Engineering a protein for peptide detection and allosteric activation

Strategies for the engineering of allosteric proteins, which are proteins that bind ligands at a specific site other than the reaction site and affect the reaction activity, are still being perfected. There have been allosteric proteins successfully engineered based on the hypothesis that the two allosterically related sites are distinct, modular domains and use trial and error to construct and test novel protein domain fusions for allostery. This work uses laboratory evolution to engineer the peptide binding affinity of the protein binding domain of the allosteric E. coli protease DegS. The protein binding domain is a PDZ domain (named for Postsynaptic density protein (PSD-95), Discs-large protein (Dlg), and Zonula occludens-1 (ZO-1)) that binds the C-terminus of unfolded outer membrane porins. Combinatorial libraries of PDZ domain variants were displayed anchored to the periplasmic membrane of E. coli. The cells were permeabilized and incubated with fluorescent peptide ligands. PDZ domains were screened by flow cytometry for binding to the target peptide ligands. The PDZ domain binding affinity was improved by 20-fold for the peptide ligand that represents the physiological ligand; and the PDZ domain binding affinity was expanded to accommodate a negatively charged residue in a novel peptide ligand.
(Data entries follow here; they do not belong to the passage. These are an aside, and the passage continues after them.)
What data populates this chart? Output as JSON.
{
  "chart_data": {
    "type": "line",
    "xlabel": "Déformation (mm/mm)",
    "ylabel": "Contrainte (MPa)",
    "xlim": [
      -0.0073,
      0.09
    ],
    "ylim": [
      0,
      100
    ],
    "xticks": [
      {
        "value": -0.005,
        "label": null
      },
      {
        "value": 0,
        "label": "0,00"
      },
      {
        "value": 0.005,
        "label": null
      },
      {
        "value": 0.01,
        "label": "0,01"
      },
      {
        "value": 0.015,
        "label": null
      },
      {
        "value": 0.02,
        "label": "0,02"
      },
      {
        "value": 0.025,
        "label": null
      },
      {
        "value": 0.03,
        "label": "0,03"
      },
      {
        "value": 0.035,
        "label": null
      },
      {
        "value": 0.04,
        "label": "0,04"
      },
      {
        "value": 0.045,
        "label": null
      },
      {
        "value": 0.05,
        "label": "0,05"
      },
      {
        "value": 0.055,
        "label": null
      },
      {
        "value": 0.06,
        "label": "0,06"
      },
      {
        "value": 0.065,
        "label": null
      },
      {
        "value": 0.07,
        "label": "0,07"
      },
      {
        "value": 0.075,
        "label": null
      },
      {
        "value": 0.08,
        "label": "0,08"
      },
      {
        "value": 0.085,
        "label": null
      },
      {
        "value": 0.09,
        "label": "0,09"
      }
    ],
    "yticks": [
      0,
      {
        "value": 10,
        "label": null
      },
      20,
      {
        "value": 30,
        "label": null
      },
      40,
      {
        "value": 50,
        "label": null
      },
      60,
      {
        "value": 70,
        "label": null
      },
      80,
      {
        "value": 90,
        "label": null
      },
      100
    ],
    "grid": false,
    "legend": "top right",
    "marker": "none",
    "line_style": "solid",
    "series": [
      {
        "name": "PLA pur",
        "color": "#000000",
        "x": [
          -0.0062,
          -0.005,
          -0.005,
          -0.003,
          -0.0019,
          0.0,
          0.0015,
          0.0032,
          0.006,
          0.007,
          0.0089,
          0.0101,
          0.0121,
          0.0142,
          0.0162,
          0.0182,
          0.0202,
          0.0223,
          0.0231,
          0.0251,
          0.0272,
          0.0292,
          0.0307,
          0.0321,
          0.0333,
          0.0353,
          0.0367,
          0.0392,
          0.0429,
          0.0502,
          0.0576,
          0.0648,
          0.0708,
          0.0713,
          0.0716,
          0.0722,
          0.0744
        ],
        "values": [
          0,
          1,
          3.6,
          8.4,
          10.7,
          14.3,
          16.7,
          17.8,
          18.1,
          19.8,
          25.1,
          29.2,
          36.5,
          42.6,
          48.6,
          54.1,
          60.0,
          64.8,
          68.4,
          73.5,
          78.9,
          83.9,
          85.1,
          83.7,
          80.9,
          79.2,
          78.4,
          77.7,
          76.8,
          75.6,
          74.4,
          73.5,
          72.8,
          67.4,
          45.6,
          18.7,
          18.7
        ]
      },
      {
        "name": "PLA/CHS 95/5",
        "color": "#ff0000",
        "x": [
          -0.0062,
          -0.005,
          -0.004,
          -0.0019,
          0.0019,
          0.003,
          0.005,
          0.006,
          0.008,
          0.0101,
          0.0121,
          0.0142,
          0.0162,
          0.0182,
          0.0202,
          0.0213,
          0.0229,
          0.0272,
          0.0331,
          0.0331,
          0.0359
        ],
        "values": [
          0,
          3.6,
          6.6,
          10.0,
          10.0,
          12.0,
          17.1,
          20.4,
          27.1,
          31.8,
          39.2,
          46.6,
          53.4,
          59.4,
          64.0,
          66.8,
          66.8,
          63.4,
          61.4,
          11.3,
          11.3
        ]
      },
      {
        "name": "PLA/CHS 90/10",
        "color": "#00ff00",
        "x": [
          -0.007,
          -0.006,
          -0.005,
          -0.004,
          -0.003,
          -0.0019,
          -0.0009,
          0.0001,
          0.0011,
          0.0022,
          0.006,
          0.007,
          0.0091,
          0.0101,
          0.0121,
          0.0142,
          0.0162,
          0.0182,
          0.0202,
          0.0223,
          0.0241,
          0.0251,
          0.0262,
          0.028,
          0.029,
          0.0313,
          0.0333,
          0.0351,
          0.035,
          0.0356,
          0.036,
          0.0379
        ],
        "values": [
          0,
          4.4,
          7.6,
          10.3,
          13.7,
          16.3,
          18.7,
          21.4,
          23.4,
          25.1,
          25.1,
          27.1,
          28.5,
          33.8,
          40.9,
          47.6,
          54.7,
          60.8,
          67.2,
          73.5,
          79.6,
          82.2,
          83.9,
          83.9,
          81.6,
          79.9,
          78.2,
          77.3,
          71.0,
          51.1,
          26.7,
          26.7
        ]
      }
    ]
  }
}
The E. coli anchored peripalsmic expression (APEx) methodology in conjunction with flow cytometry had not previously been used to modify the binding affinity of a PDZ domain. The selected PDZ domain variants were then fused to the wild-type DegS protease domain and analyzed to determine if allosteric activation was made more sensitive to the native ligand or altered to respond to the novel peptide ligand. Interestingly, the DegS fusion protein with the PDZ variant containing the most subtle mutations retained a degree of allostery for the physiological peptide ligand and obtained a degree of allostery for the novel activating peptide ligand. Other selected PDZ variants with additional and expected mutations in the ligand binding site did not respond allosterically to the peptide ligands and the respective DegS fusions were constitutively active, suggesting that the amino acid network linking the allosteric binding event to protease activity is intricately integrated.